(Disclosure: I worked for Constellar, a competitor, from 1995 to 2001, and worked with - or perhaps I should say against - ETI*Extract at an Oracle customer site as long ago as 1994).
Bloor's Philip Howard reports that ETI is offering a 'built to order' service for data migration / integration, based on ETI Solution (formerly ETI*Extract). Just enter your requirements into their integration portal, or send them a Word document, and they claim to be able to deliver a generated solution at an average price of $25,000 - and they claim to guarantee a delivery time (usually just 2-4 weeks). For more info, see ETI Built To Order Integration.

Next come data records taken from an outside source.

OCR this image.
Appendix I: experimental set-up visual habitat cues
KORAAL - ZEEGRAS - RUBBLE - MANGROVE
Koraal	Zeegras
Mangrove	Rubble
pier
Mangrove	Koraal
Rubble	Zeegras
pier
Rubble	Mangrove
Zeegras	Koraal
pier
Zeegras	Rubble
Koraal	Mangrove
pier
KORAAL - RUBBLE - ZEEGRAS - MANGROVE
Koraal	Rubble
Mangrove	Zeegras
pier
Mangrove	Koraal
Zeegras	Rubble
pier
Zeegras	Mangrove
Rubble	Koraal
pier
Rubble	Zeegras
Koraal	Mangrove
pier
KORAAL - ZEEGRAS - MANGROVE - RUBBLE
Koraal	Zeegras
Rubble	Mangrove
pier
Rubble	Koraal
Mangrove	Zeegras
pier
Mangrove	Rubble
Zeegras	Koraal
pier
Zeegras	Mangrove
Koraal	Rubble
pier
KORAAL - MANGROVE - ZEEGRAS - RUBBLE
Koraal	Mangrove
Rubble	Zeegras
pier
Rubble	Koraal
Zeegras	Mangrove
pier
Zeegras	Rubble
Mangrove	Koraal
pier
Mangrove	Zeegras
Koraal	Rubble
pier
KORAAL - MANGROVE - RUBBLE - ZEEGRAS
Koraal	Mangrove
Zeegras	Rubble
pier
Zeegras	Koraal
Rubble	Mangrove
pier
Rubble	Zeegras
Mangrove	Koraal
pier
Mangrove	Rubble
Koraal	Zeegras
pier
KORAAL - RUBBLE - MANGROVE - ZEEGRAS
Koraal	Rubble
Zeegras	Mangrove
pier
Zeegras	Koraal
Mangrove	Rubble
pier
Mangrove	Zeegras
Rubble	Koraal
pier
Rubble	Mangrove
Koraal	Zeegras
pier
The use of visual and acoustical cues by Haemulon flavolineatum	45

In my opinion, ETI's products suffered poor sales in the past from being pricey and (compared to products like Informatica) difficult to use. The template-based generation (by no means unique to ETI - Constellar took a similar approach, as does Oracle Data Integrator) was too hard for most clients to customise. However, the fact that it is a pure generator (there's no runtime engine) helped ETI establish a niche supporting all kinds of legacy/mainframe data sources and targets, and now makes it possible for them to deliver generated code without leaving their IP behind.
Offering BTO seems like a good way to exploit the tool's underlying capabilities, and the skills ETI's own consultants have accumulated, without having to make the tool itself more (dare I say) user friendly.
One question - most integration projects don't know what their requirements really are until they start development and testing. How will this service deal with iterative development? What about late 'clarifications' - "oh, did I mention that the NOTES field got used to distinguish customer types during the early 80s; in the 90s it was used to hold foreign currency information for certain services..."?
So now let's see how this works in real life!